Špiro Peričić

Personal information
- Date of birth: 8 October 1993 (age 32)
- Place of birth: Split, Croatia
- Height: 1.84 m (6 ft 1⁄2 in)
- Position: Defender

Team information
- Current team: Dugopolje

Youth career
- Junak Sinj
- Hajduk Split

Senior career*
- Years: Team / Apps / (Gls)
- 2012–2014: Hajduk Split / 0 / (0)
- 2012–2013: → Primorac 1929 (loan) / 28 / (1)
- 2013: → Solin (loan) / 9 / (1)
- 2014: → Dugopolje (loan) / 8 / (0)
- 2014–2015: Dugopolje / 14 / (2)
- 2015–2016: Slaven Belupo / 3 / (1)
- 2015: → Dugopolje (loan) / 13 / (0)
- 2016–2017: Dugopolje / 24 / (3)
- 2017–2018: Cibalia / 22 / (0)
- 2018–2019: Mura / 22 / (0)
- 2019–2021: Maribor / 50 / (3)
- 2021–2022: Sabah / 15 / (1)
- 2023–: Dugopolje / 5 / (0)

International career
- 2011: Croatia U18 / 3 / (0)

= Špiro Peričić =

Croatian footballer (born 1993)

Špiro Peričić (born 8 October 1993) is a Croatian football defender who plays for Dugopolje.

==Club career==
As a youth, Peričić trained with Hajduk Split. After making several stops with clubs in the lower Croatian divisions, Peričić signed with top flight Slaven Belupo in early 2015.
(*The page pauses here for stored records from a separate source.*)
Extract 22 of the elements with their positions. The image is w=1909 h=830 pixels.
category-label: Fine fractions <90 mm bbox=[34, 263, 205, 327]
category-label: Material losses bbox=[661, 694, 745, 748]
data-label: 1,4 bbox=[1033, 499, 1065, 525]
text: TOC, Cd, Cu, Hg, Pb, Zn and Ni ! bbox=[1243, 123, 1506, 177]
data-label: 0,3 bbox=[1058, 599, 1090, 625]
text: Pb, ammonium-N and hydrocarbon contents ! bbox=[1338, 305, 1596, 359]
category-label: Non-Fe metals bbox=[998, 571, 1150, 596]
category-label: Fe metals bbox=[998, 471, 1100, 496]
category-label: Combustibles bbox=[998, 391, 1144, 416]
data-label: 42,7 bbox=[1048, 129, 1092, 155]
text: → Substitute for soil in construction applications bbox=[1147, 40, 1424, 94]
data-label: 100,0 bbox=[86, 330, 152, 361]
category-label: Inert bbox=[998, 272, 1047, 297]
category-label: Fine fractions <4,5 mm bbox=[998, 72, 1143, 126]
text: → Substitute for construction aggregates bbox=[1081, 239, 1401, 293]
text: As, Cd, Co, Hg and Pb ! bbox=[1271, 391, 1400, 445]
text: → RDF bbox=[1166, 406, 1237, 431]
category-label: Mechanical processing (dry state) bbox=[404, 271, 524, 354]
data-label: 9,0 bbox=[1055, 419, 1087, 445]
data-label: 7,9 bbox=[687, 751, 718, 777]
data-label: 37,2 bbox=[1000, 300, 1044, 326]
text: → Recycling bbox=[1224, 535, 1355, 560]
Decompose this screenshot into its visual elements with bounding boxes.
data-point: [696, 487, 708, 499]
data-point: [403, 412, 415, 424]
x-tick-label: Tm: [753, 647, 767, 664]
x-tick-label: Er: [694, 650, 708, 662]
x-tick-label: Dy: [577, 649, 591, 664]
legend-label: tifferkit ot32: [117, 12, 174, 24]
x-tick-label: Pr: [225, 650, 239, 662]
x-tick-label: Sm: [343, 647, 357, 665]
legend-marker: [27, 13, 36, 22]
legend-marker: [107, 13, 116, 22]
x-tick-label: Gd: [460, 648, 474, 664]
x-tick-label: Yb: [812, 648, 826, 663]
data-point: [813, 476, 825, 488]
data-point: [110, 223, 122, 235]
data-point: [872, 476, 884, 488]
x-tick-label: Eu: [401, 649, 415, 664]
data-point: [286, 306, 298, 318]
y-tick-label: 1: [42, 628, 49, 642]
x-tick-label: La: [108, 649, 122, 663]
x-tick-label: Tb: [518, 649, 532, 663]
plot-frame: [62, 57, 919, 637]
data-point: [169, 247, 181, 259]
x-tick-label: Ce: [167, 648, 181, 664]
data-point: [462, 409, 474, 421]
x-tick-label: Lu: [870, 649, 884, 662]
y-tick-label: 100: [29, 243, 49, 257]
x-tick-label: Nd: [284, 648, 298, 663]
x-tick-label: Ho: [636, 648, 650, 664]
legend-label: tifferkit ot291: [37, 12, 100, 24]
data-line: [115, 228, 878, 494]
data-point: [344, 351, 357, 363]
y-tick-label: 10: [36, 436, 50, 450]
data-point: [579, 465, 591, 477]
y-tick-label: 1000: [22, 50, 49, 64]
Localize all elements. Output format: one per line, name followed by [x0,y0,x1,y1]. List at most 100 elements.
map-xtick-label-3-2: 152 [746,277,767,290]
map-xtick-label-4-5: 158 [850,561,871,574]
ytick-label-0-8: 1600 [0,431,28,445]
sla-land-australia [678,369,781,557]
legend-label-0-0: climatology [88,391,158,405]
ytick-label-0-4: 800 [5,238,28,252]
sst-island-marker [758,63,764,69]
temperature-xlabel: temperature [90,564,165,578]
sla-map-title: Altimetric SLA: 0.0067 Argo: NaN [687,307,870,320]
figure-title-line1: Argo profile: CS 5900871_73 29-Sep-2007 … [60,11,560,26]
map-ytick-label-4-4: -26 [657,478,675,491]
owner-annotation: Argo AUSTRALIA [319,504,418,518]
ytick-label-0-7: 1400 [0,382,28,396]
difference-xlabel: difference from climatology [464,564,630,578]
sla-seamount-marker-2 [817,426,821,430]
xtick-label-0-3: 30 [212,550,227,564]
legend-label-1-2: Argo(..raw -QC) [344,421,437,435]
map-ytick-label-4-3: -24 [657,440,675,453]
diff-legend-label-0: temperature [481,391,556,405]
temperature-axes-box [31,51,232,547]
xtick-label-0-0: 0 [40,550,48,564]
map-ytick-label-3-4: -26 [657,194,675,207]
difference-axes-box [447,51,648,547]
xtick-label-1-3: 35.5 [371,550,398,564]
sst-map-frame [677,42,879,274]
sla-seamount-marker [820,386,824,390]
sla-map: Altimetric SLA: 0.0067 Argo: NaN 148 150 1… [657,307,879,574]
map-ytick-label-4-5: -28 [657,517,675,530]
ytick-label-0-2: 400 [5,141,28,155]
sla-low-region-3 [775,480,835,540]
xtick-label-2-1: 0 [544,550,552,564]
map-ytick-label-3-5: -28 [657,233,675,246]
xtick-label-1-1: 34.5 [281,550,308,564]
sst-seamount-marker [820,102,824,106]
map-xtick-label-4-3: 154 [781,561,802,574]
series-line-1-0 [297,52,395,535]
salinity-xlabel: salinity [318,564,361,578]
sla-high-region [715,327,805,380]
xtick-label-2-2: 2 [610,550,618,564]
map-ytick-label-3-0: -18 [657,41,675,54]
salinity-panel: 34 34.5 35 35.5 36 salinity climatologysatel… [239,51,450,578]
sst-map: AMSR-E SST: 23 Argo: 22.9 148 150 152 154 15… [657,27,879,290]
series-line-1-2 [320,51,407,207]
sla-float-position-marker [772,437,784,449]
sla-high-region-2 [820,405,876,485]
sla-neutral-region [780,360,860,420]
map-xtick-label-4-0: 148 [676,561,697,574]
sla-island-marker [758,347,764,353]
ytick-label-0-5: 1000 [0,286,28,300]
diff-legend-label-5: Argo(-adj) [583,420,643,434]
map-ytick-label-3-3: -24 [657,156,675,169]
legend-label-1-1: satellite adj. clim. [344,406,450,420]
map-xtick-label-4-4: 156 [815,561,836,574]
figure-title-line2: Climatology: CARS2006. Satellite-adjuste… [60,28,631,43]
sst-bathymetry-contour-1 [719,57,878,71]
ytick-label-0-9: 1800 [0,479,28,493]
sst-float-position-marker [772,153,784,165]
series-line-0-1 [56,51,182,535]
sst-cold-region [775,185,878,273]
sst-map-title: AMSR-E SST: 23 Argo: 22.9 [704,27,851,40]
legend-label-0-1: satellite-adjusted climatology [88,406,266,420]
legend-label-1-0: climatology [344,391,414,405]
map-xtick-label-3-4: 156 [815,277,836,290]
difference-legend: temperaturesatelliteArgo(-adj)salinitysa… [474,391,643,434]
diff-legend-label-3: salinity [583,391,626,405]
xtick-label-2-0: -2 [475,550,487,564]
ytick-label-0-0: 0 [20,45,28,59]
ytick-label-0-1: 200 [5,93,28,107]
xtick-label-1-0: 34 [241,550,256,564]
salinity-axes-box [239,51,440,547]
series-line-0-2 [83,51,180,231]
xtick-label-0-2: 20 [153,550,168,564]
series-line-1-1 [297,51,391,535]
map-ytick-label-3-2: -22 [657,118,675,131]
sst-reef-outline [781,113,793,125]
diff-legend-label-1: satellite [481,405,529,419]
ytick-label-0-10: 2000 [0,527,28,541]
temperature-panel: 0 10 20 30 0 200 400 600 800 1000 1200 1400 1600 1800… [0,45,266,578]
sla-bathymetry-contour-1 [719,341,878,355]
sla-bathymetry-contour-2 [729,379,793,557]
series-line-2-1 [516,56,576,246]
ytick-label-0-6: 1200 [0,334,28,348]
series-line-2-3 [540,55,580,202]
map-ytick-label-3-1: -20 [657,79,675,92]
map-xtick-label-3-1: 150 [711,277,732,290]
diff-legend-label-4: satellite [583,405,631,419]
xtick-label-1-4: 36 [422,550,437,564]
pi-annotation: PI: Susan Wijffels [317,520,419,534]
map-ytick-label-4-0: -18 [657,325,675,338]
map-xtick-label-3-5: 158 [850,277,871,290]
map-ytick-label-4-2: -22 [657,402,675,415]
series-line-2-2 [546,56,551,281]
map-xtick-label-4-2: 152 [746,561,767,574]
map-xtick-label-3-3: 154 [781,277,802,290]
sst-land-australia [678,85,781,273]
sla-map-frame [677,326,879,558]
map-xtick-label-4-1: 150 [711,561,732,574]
Peričić signed a three-year deal with Maribor in April 2019 after moving from Croatia to Slovenia to play with Mura. The announcement of his signing before the end of the season meant that Mura dropped him from the first team as a result, even though his contract with the club was ending. Peričić scored in his debut game for Maribor in the 2019–20 UEFA Champions League first qualifying round match against Valur. His contract with Maribor was mutually terminated on 12 August 2021.

==International career==
In 2011, Peričić made three appearances for the Croatian under-18 team.